Windsplit
Englisch: windsplit
Eine stilisierte Falte, Akzentlinie oder Karosseriebegrenzung an einem Fahrzeug, typischerweise entlang der Gürtellinie, Kotflügel, Motorhaube oder Türen, um Bewegung, Stromlinienform oder Aerodynamik zu betonen.
Windsplit: eine Karosserieflanke, die Autos schneller wirken lässt
Ein Windsplit ist eine scharfe Kante oder Akzentlinie, die in das Blech einer Karosserie gepresst oder gestempelt wird, meist horizontal entlang der Fahrzeugseite verlaufend.
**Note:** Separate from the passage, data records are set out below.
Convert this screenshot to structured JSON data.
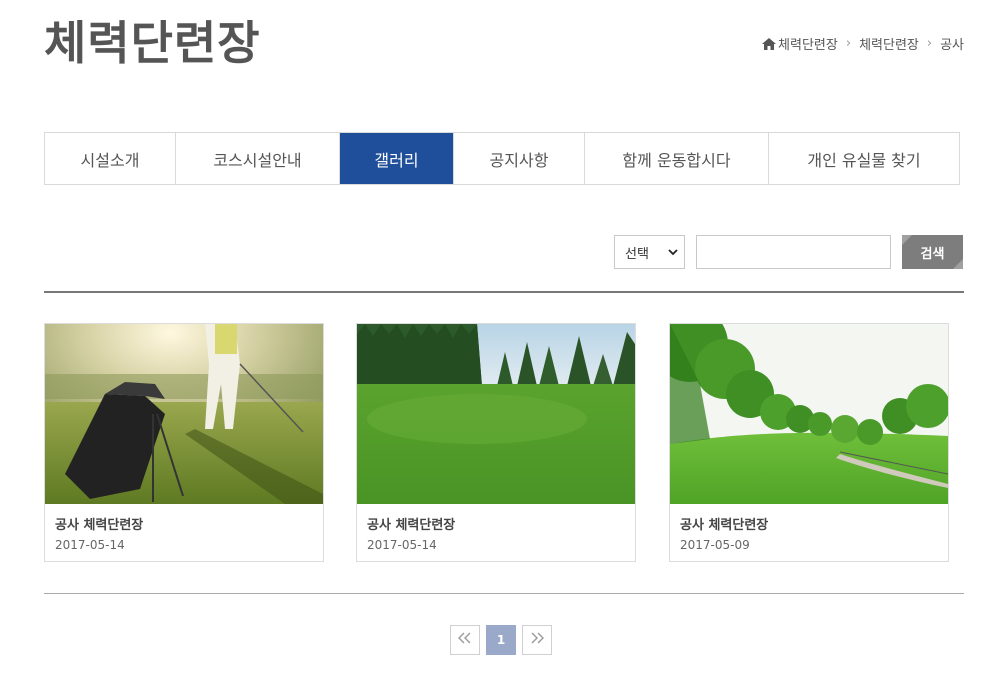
{
  "page": {
    "title": "체력단련장"
  },
  "breadcrumb": [
    "체력단련장",
    "체력단련장",
    "공사"
  ],
  "tabs": [
    {
      "label": "시설소개",
      "active": false
    },
    {
      "label": "코스시설안내",
      "active": false
    },
    {
      "label": "갤러리",
      "active": true
    },
    {
      "label": "공지사항",
      "active": false
    },
    {
      "label": "함께 운동합시다",
      "active": false
    },
    {
      "label": "개인 유실물 찾기",
      "active": false
    }
  ],
  "search": {
    "select_value": "선택",
    "input_value": "",
    "button_label": "검색"
  },
  "gallery": [
    {
      "title": "공사 체력단련장",
      "date": "2017-05-14",
      "image": "golfer-with-bag-photo"
    },
    {
      "title": "공사 체력단련장",
      "date": "2017-05-14",
      "image": "fairway-with-pines-photo"
    },
    {
      "title": "공사 체력단련장",
      "date": "2017-05-09",
      "image": "green-hill-path-photo"
    }
  ],
  "pagination": {
    "prev_icon": "double-chevron-left-icon",
    "current": "1",
    "next_icon": "double-chevron-right-icon"
  },
  "colors": {
    "accent": "#1f4e9a",
    "search_button": "#7d7d7d",
    "pager_current": "#9aa9c9"
  }
}
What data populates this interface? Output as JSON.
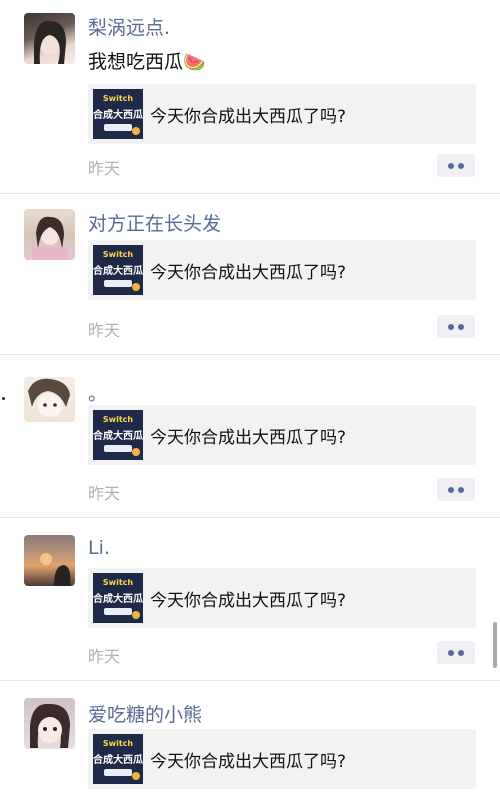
{
  "posts": [
    {
      "name": "梨涡远点.",
      "text": "我想吃西瓜",
      "emoji": "🍉",
      "card_title": "今天你合成出大西瓜了吗?",
      "card_thumb_line1": "Switch",
      "card_thumb_line2": "合成大西瓜",
      "time": "昨天"
    },
    {
      "name": "对方正在长头发",
      "text": "",
      "card_title": "今天你合成出大西瓜了吗?",
      "card_thumb_line1": "Switch",
      "card_thumb_line2": "合成大西瓜",
      "time": "昨天"
    },
    {
      "name": "。",
      "text": "",
      "card_title": "今天你合成出大西瓜了吗?",
      "card_thumb_line1": "Switch",
      "card_thumb_line2": "合成大西瓜",
      "time": "昨天"
    },
    {
      "name": "Li.",
      "text": "",
      "card_title": "今天你合成出大西瓜了吗?",
      "card_thumb_line1": "Switch",
      "card_thumb_line2": "合成大西瓜",
      "time": "昨天"
    },
    {
      "name": "爱吃糖的小熊",
      "text": "",
      "card_title": "今天你合成出大西瓜了吗?",
      "card_thumb_line1": "Switch",
      "card_thumb_line2": "合成大西瓜",
      "time": ""
    }
  ],
  "colors": {
    "name": "#576b95",
    "time": "#b2b2b2",
    "card_bg": "#f2f2f2",
    "thumb_bg": "#1f2a49",
    "divider": "#e6e6e6"
  },
  "icons": {
    "more": "two-dots-icon",
    "card_thumb": "game-thumbnail-icon"
  }
}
Sie erfüllt keine konstruktive Funktion; ihre Aufgabe ist rein visuell und dient der aerodynamischen Aussage. Die Linie verläuft typischerweise von der vorderen Kotflügel über die Motorhaube oder Gürtellinie bis zur hinteren Radhausflanke oder Heckklappe und unterstreicht das Profil des Fahrzeugs, wodurch auch im Stand eine Vorwärtsbewegung suggeriert wird.
Windsplits gibt es in verschiedenen Ausführungen, je nachdem wo sie an der Karosserie angebracht sind. Eine Gürtellinienkante verläuft etwa auf Türgriffhöhe und teilt Ober- und Unterbau optisch. Eine Kotflügelkrone sitzt oben auf dem vorderen Kotflügel und fließt oft in eine Motorhaubenkante über. Charakterlinien auf den Radhausflanken können entweder der Gürtellinie folgen oder tiefer sitzen, nahe dem Schweller. Tiefe, scharfkantige Varianten erzeugen starke Schattenlinien, die Muskulatur betonen; flache, gerundete Varianten wirken elegant oder deuten aerodynamischen Fluss an.
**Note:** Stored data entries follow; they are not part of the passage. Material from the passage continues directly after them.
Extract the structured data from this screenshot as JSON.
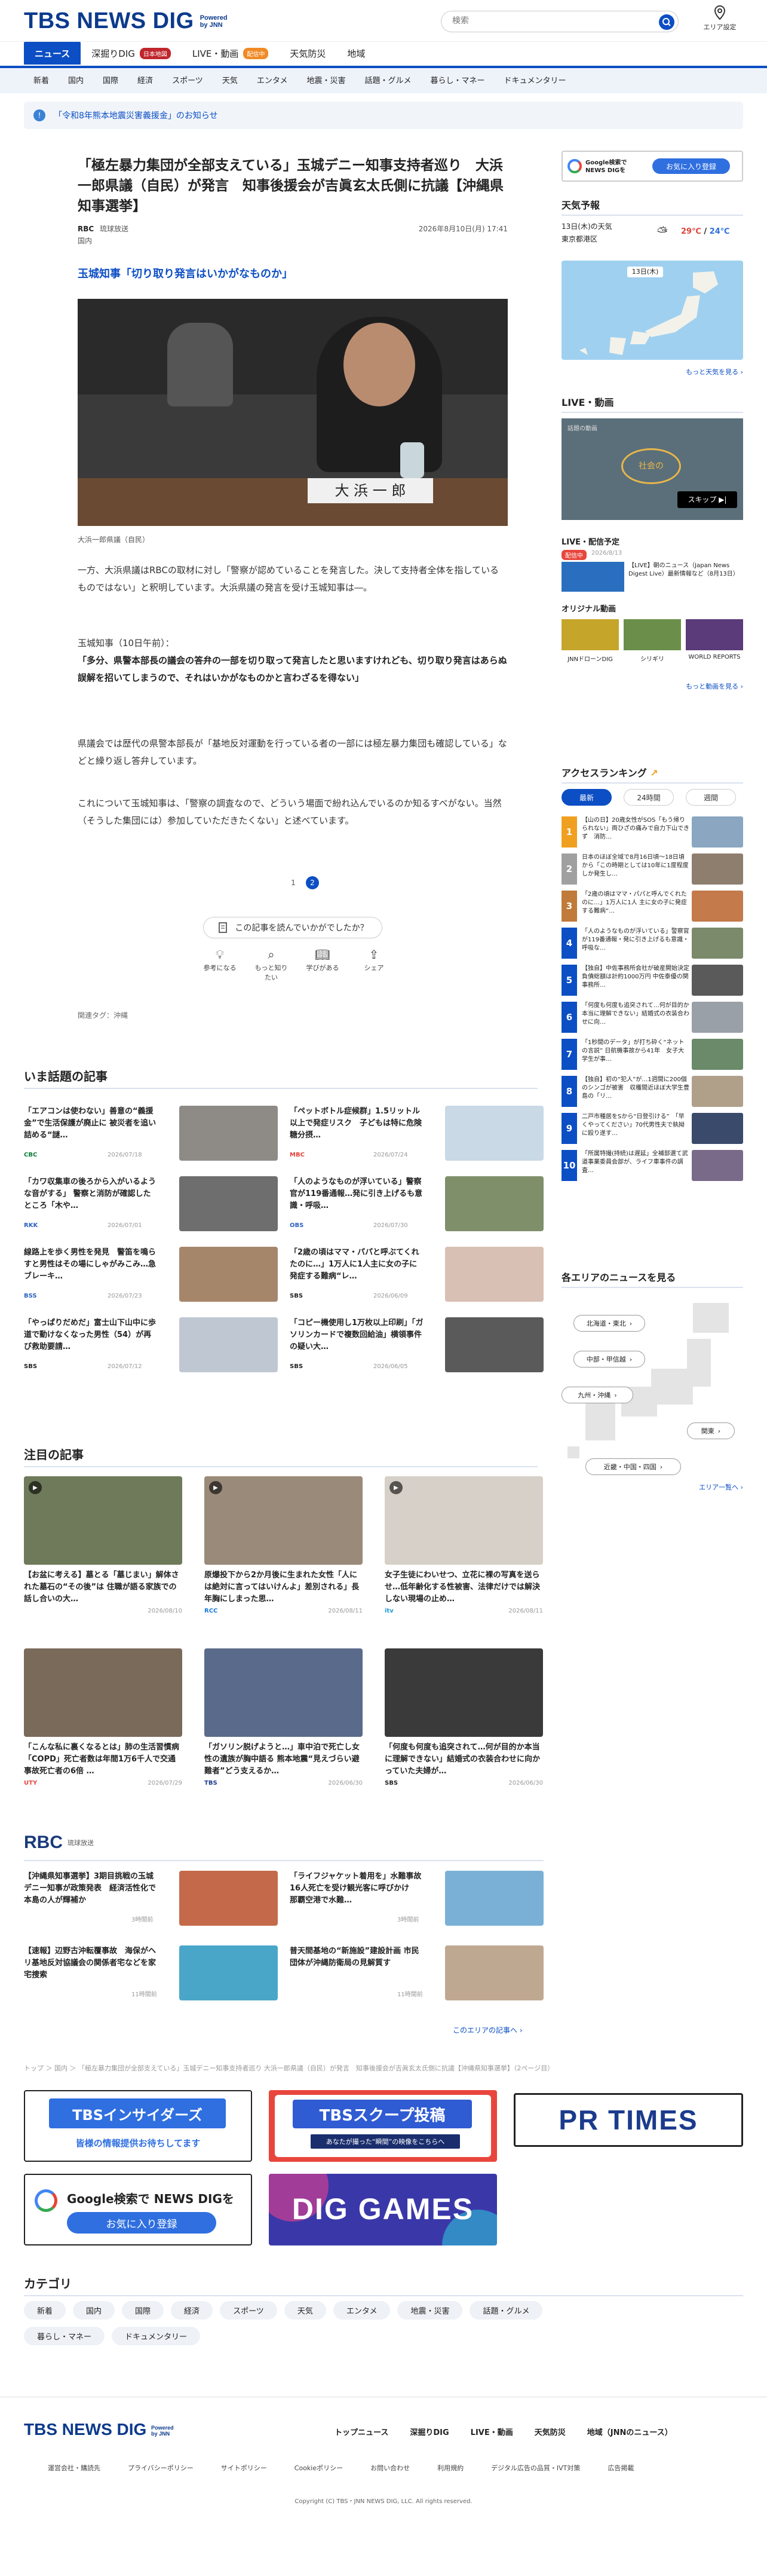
{
  "header": {
    "logo": "TBS NEWS DIG",
    "powered": "Powered by JNN",
    "search_placeholder": "検索",
    "area_label": "エリア設定"
  },
  "gnav": [
    {
      "label": "ニュース"
    },
    {
      "label": "深掘りDIG",
      "badge": "日本地図"
    },
    {
      "label": "LIVE・動画",
      "badge": "配信中"
    },
    {
      "label": "天気防災"
    },
    {
      "label": "地域"
    }
  ],
  "subnav": [
    "新着",
    "国内",
    "国際",
    "経済",
    "スポーツ",
    "天気",
    "エンタメ",
    "地震・災害",
    "話題・グルメ",
    "暮らし・マネー",
    "ドキュメンタリー"
  ],
  "notice": {
    "text": "「令和8年熊本地震災害義援金」のお知らせ"
  },
  "article": {
    "title": "「極左暴力集団が全部支えている」玉城デニー知事支持者巡り　大浜一郎県議（自民）が発言　知事後援会が吉眞玄太氏側に抗議【沖縄県知事選挙】",
    "source": "RBC",
    "source_name": "琉球放送",
    "date": "2026年8月10日(月) 17:41",
    "category": "国内",
    "subhead": "玉城知事「切り取り発言はいかがなものか」",
    "photo_name_plate": "大 浜 一 郎",
    "caption": "大浜一郎県議（自民）",
    "p1": "一方、大浜県議はRBCの取材に対し「警察が認めていることを発言した。決して支持者全体を指しているものではない」と釈明しています。大浜県議の発言を受け玉城知事は―。",
    "p2a": "玉城知事（10日午前）：",
    "p2b": "「多分、県警本部長の議会の答弁の一部を切り取って発言したと思いますけれども、切り取り発言はあらぬ誤解を招いてしまうので、それはいかがなものかと言わざるを得ない」",
    "p3": "県議会では歴代の県警本部長が「基地反対運動を行っている者の一部には極左暴力集団も確認している」などと繰り返し答弁しています。",
    "p4": "これについて玉城知事は、「警察の調査なので、どういう場面で紛れ込んでいるのか知るすべがない。当然（そうした集団には）参加していただきたくない」と述べています。",
    "pages": [
      "1",
      "2"
    ],
    "react_q": "この記事を読んでいかがでしたか？",
    "reacts": [
      "参考になる",
      "もっと知りたい",
      "学びがある",
      "シェア"
    ],
    "tags": "関連タグ：",
    "tag1": "沖縄"
  },
  "wadai": {
    "title": "いま話題の記事",
    "items": [
      {
        "text": "「エアコンは使わない」善意の“義援金”で生活保護が廃止に 被災者を追い詰める“謎…",
        "src": "CBC",
        "date": "2026/07/18"
      },
      {
        "text": "「ペットボトル症候群」1.5リットル以上で発症リスク　子どもは特に危険　糖分摂…",
        "src": "MBC",
        "date": "2026/07/24"
      },
      {
        "text": "「カワ収集車の後ろから入がいるような音がする」 警察と消防が確認したところ「木や…",
        "src": "RKK",
        "date": "2026/07/01"
      },
      {
        "text": "「人のようなものが浮いている」警察官が119番通報…発に引き上げるも意識・呼吸…",
        "src": "OBS",
        "date": "2026/07/30"
      },
      {
        "text": "線路上を歩く男性を発見　警笛を鳴らすと男性はその場にしゃがみこみ…急ブレーキ…",
        "src": "BSS",
        "date": "2026/07/23"
      },
      {
        "text": "「2歳の頃はママ・パパと呼ぶてくれたのに…」1万人に1人主に女の子に発症する難病“レ…",
        "src": "SBS",
        "date": "2026/06/09"
      },
      {
        "text": "「やっぱりだめだ」富士山下山中に歩道で動けなくなった男性（54）が再び救助要請…",
        "src": "SBS",
        "date": "2026/07/12"
      },
      {
        "text": "「コピー機使用し1万枚以上印刷」「ガソリンカードで複数回給油」横領事件の疑い大…",
        "src": "SBS",
        "date": "2026/06/05"
      }
    ]
  },
  "chumoku": {
    "title": "注目の記事",
    "items": [
      {
        "text": "【お盆に考える】墓とる「墓じまい」解体された墓石の“その後”は 住職が語る家族での話し合いの大…",
        "src": "",
        "date": "2026/08/10"
      },
      {
        "text": "原爆投下から2か月後に生まれた女性「人には絶対に言ってはいけんよ」差別される」長年胸にしまった思…",
        "src": "RCC",
        "date": "2026/08/11"
      },
      {
        "text": "女子生徒にわいせつ、立花に裸の写真を送らせ…低年齢化する性被害、法律だけでは解決しない現場の止め…",
        "src": "itv",
        "date": "2026/08/11"
      },
      {
        "text": "「こんな私に裏くなるとは」肺の生活習慣病「COPD」死亡者数は年間1万6千人で交通事故死亡者の6倍 …",
        "src": "UTY",
        "date": "2026/07/29"
      },
      {
        "text": "「ガソリン脱げようと…」車中泊で死亡し女性の遺族が胸中語る 熊本地震“見えづらい避難者”どう支えるか…",
        "src": "TBS",
        "date": "2026/06/30"
      },
      {
        "text": "「何度も何度も追突されて…何が目的か本当に理解できない」結婚式の衣装合わせに向かっていた夫婦が…",
        "src": "SBS",
        "date": "2026/06/30"
      }
    ]
  },
  "rbc": {
    "logo": "RBC",
    "label": "琉球放送",
    "items": [
      {
        "text": "【沖縄県知事選挙】3期目挑戦の玉城デニー知事が政策発表　経済活性化で本島の人が輝補か",
        "date": "3時間前"
      },
      {
        "text": "「ライフジャケット着用を」水難事故16人死亡を受け観光客に呼びかけ　那覇空港で水難…",
        "date": "3時間前"
      },
      {
        "text": "【速報】辺野古沖転覆事故　海保がヘリ基地反対協議会の関係者宅などを家宅捜索",
        "date": "11時間前"
      },
      {
        "text": "普天間基地の“新施設”建設計画 市民団体が沖縄防衛局の見解質す",
        "date": "11時間前"
      }
    ],
    "more": "このエリアの記事へ ›"
  },
  "breadcrumb": "トップ ＞ 国内 ＞ 「極左暴力集団が全部支えている」玉城デニー知事支持者巡り 大浜一郎県議（自民）が発言　知事後援会が吉眞玄太氏側に抗議【沖縄県知事選挙】（2ページ目）",
  "banners": {
    "insider_title": "TBSインサイダーズ",
    "insider_sub": "皆様の情報提供お待ちしてます",
    "scoop_title": "TBSスクープ投稿",
    "scoop_sub": "あなたが撮った“瞬間”の映像をこちらへ",
    "prtimes": "PR TIMES",
    "google_title": "Google検索で NEWS DIGを",
    "google_btn": "お気に入り登録",
    "games": "DIG GAMES"
  },
  "categories": {
    "title": "カテゴリ",
    "items": [
      "新着",
      "国内",
      "国際",
      "経済",
      "スポーツ",
      "天気",
      "エンタメ",
      "地震・災害",
      "話題・グルメ",
      "暮らし・マネー",
      "ドキュメンタリー"
    ]
  },
  "footer": {
    "logo": "TBS NEWS DIG",
    "powered": "Powered by JNN",
    "nav": [
      "トップニュース",
      "深掘りDIG",
      "LIVE・動画",
      "天気防災",
      "地域（JNNのニュース）"
    ],
    "links": [
      "運営会社・購読先",
      "プライバシーポリシー",
      "サイトポリシー",
      "Cookieポリシー",
      "お問い合わせ",
      "利用規約",
      "デジタル広告の品質・IVT対策",
      "広告掲載"
    ],
    "copyright": "Copyright (C) TBS・JNN NEWS DIG, LLC. All rights reserved."
  },
  "side": {
    "google_label": "Google検索で NEWS DIGを",
    "google_btn": "お気に入り登録",
    "weather_title": "天気予報",
    "weather_date": "13日(木)の天気",
    "weather_place": "東京都港区",
    "weather_hi": "29℃",
    "weather_lo": "24℃",
    "weather_map_title": "13日(木)",
    "weather_more": "もっと天気を見る ›",
    "live_title": "LIVE・動画",
    "live_video_label": "話題の動画",
    "live_skip": "スキップ ▶|",
    "live_video_sub": "社会の",
    "live_now_title": "LIVE・配信予定",
    "live_badge": "配信中",
    "live_date": "2026/8/13",
    "live_item_text": "【LIVE】朝のニュース（Japan News Digest Live）最新情報など（8月13日）",
    "original_title": "オリジナル動画",
    "orig": [
      "JNNドローンDIG",
      "シリギリ",
      "WORLD REPORTS"
    ],
    "original_more": "もっと動画を見る ›",
    "rank_title": "アクセスランキング",
    "rank_tabs": [
      "最新",
      "24時間",
      "週間"
    ],
    "rank": [
      "【山の日】20歳女性がSOS「もう帰りられない」両ひざの痛みで自力下山できず　消防…",
      "日本のほぼ全域で8月16日頃～18日頃から「この時期としては10年に1度程度しか発生し…",
      "「2歳の頃はママ・パパと呼んでくれたのに…」1万人に1人 主に女の子に発症する難病“…",
      "「人のようなものが浮いている」警察官が119番通報・発に引き上げるも意識・呼吸な…",
      "【独自】中佐事務所会社が破産開始決定 負債総額は計約1000万円 中佐泰優の関事務所…",
      "「何度も何度も追突されて…何が目的か本当に理解できない」結婚式の衣装合わせに向…",
      "「1秒間のデータ」が打ち砕く“ネットの言説” 日航機事故から41年　女子大学生が事…",
      "【独自】初の“犯人”が…1週間に200個のシンゴが被害　収穫間近ほぼ大学生豊島の「リ…",
      "二戸市種居をSから“日登引ける”　「早くやってください」70代男性夫で執拗に殴り遂す…",
      "「所属特撮(持続)は遅延」全補部選て武道事業委員会部が、ライフ車事件の調査…"
    ],
    "area_title": "各エリアのニュースを見る",
    "area_labels": [
      "北海道・東北",
      "中部・甲信越",
      "九州・沖縄",
      "関東",
      "近畿・中国・四国"
    ],
    "area_more": "エリア一覧へ ›"
  }
}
Konstruktion und Umsetzung
Der Windsplit entsteht beim Stanzprozess, wenn Blech in ein Werkzeug gepresst wird. Die Linie muss so konstruiert sein, dass sich Feuchtigkeit und Schmutz nicht ansammeln, was zu Korrosion führt; Werkzeuge sind typischerweise gewinkelt, sodass die Kante Wasser nach außen ableitet. Radius und Tiefe variieren: ein Radius von 3,8 mm ist üblich, die Tiefe reicht von 2,5 mm je nach visuellem Zweck. Zu flach und die Linie verschwindet im Sonnenlicht; zu tief und sie wird zur Wasserfalle oder zur Spannungskonzentration im Blech, die unter Stoß oder Vibration zum Riss führt.Der Name Windsplit leitet sich von der visuellen Metapher des Windschneidens ab und suggeriert, dass das Fahrzeug die Luft spaltet. Der Begriff entstand in den 1980er und 1990er Jahren im Designdiskurs der Automobilindustrie, als Designer Karosserieflanken zunehmend nicht aus konstruktiven Gründen, sondern zur Vermittlung aerodynamischer Absicht und Sportlichkeit einsetzten. Er gehört zum erweiterten Vokabular von Charakterlinien, Formlinien und Oberflächenmodellierung, das definiert, wie moderne Fahrzeugoberflächen gestaltet werden.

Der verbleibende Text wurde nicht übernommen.